Pour durer ? Riez et faites rire.

Par hygiène mentale, on a tous le droit d’oublier momentanément les duretés aux actualités, Madrid ou Jérusalem, Bagdad ou Kaboul (d’où l’on est sans nouvelles du soldat Claude B., notre neveu, exilé là). Oubliez la noire « page 3 », sous Gillet ou sous Cloutier. Le cinéaste (« Le grand blond…», « Le dîner de cons ») Francis Weber était ici pour son « TAIS TOI ! » et répondit intelligemment (à Delgado, La Presse) sur le rire : « C’est compliqué ». Il parle du choc si « efficace de l’imprévisibilité ». Si vrai !
Avoir de l’esprit c’est exactement cela : surprendre (ah le plaisir d’étonner !). Faites dans le propos imprévu et fuyez le convenu. C’est une formule gagnante. Le monde : parents, voisins, amis, invités, sont bien souvent « seurieux ». « Graves », disent les gens du Saguenay. Nous voulons tant, tous, passer pour des intelligents. Nous craignons tant de paraître des adeptes de « la légèreté d’être » que nos existences s’engluent dans « la rectitude ». Pas de surprenant comportement, nous répétons le refrain ambiant redondant : « le dire comme toute le monde ». Pouah !

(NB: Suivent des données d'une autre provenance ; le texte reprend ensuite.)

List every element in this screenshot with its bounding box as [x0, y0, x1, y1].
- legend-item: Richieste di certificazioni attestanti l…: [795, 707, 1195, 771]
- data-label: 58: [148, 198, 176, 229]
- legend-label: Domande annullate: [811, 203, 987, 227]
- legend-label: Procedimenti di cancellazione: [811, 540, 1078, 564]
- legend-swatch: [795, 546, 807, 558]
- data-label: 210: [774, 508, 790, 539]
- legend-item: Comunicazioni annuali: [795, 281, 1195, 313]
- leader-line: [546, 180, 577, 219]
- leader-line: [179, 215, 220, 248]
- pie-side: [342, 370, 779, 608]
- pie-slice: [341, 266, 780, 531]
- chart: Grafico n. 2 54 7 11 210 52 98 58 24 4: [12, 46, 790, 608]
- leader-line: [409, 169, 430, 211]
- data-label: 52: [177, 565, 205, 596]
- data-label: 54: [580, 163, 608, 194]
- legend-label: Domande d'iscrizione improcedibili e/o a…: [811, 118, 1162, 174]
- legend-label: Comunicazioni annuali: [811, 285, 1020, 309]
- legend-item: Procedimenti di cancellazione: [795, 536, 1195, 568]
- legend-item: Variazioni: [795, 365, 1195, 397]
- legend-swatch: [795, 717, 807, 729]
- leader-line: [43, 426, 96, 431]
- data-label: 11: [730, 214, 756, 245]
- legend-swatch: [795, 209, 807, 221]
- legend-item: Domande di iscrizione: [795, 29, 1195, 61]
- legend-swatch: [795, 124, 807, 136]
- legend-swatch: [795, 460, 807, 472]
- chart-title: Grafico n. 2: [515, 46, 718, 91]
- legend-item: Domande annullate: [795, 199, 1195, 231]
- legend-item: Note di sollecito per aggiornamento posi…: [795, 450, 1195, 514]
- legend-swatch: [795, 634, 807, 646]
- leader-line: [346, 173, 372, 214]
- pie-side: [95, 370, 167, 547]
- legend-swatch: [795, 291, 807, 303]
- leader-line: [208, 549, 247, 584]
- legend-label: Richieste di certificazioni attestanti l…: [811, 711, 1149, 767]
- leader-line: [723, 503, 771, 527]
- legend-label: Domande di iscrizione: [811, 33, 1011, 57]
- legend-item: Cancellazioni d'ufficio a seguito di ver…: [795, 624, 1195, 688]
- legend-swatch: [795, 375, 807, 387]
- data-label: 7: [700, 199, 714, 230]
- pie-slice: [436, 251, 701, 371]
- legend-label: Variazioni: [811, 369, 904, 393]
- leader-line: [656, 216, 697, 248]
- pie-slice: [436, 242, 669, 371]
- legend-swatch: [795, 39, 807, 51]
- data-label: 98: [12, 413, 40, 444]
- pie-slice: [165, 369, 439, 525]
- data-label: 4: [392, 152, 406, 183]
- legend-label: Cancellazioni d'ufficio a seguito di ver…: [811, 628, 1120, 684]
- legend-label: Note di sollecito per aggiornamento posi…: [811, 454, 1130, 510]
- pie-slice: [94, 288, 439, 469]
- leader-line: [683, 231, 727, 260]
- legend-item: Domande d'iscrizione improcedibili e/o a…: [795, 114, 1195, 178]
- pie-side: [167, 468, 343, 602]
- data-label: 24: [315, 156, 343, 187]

C’est connu désormais : pour vivre vieux, la naturelle et gratuite pharmacopée essentielle : le rire. Jeunes, nous raffolions des Charlie Chaplin, des « Laurel et Hardy », des « Marx Brothers », des « Abot et Costello ». Des Fernandel et des Bourvil, plus tard. Un besoin viscéral : rire. J’ai aimé la série «Catherine » comme j’avais aimé Olivier Guimond, Dominique Michel (revue en rafale à ARTV). J’ai écrit en riant, et en suant, les scénarios et les dialogues de la série « Dominique », numéro 1 du palmarès durant 3 ans à TVA (sept 1976, juin 1979). Un fameux bon souvenir. Si vous n’aimez pas rire, vous ne vivrez pas vieux. Ado, mon fils Daniel se re-soudait à son père (moi) allant ensemble voir tous les dôles Jerry Lewis.
Enfant, j’aimais rire aux bédés de « Toto et Titi », Daniel raffolait des « Astérix » que je lui lisais. Le rire unit. Aux collèges, les « comiques » font florès (j’en fus jusqu’à mon expulsion !), parfois, ils deviennent des « professionnels ». Nos meilleurs humoristes l’affirment. Des femmes « séduites » l’avouent volontiers: « D’abord il m’a fait rire » ! C’est une arme —l’arbalète de Cupidon— éprouvée. Jeunes gens, vite, adoptez ça : succès assuré. Comment faire ? Surprenez ! Le cinéaste Weber a raison : « l’imprévisible fait toujours mouche ».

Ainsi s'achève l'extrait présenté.